- Stabler Stabler
- Coordinates: 45°48′29″N 121°54′28″W﻿ / ﻿45.80806°N 121.90778°W
- Country: United States
- State: Washington
- County: Skamania
- Elevation: 951 ft (290 m)
- Time zone: UTC-8 (Pacific (PST))
- • Summer (DST): UTC-7 (PDT)
- GNIS feature ID: 1526471

= Stabler, Washington =

Unincorporated community in Washington, United States

Stabler is a small unincorporated community in Skamania County in the southwestern part of the U.S. state of Washington. Also known as "Hemlock", Stabler is located in the southernmost region of the Gifford Pinchot National Forest.
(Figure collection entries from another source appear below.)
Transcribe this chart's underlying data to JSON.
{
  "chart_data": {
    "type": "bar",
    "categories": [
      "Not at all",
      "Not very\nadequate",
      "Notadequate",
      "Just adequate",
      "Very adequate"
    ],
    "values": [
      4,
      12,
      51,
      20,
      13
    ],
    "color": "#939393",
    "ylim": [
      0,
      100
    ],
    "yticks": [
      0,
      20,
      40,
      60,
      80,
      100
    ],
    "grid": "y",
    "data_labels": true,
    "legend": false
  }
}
Stabler is primarily a bedroom community for commuters working in nearby Carson, Stevenson, and other towns in the Columbia River Gorge. The area is also home to the Wind River Experimental Forest, and the Wind River Ranger Station, a base of operations for the United States Forest Service.

==History==

The twenty-six foot Hemlock Lake dam was built in 1935 by the Civilian Conservation Corps (CCC) to provide water for hydroelectric power generation, and was modified in 1958 to provide irrigation water to the Wind River Tree Nursery. The hydropower was terminated in the 1950s, and the diversion that used to supply the nursery is not currently in use. The Wind River Tree Nursery was closed in 1997 and the dam is no longer used to divert water. It was the first in the Columbia basin to incorporate the use of a fish ladder. The dam was torn out in the summer of 2009 amid much debate with the idea that the removal of Hemlock Dam and restoration of lower Trout Creek would contribute to this whole watershed approach to habitat restoration, and is the culmination of many years of planning.

==Parks and recreation==
As the "Gateway to Mount St. Helens", Stabler is a year-round recreation area. Activities include hunting, fishing, hiking with access to the Pacific Crest Trail, camping and snowmobiling. Many forest products can be obtained, with permit, such as edible mushrooms, huckleberries and beargrass.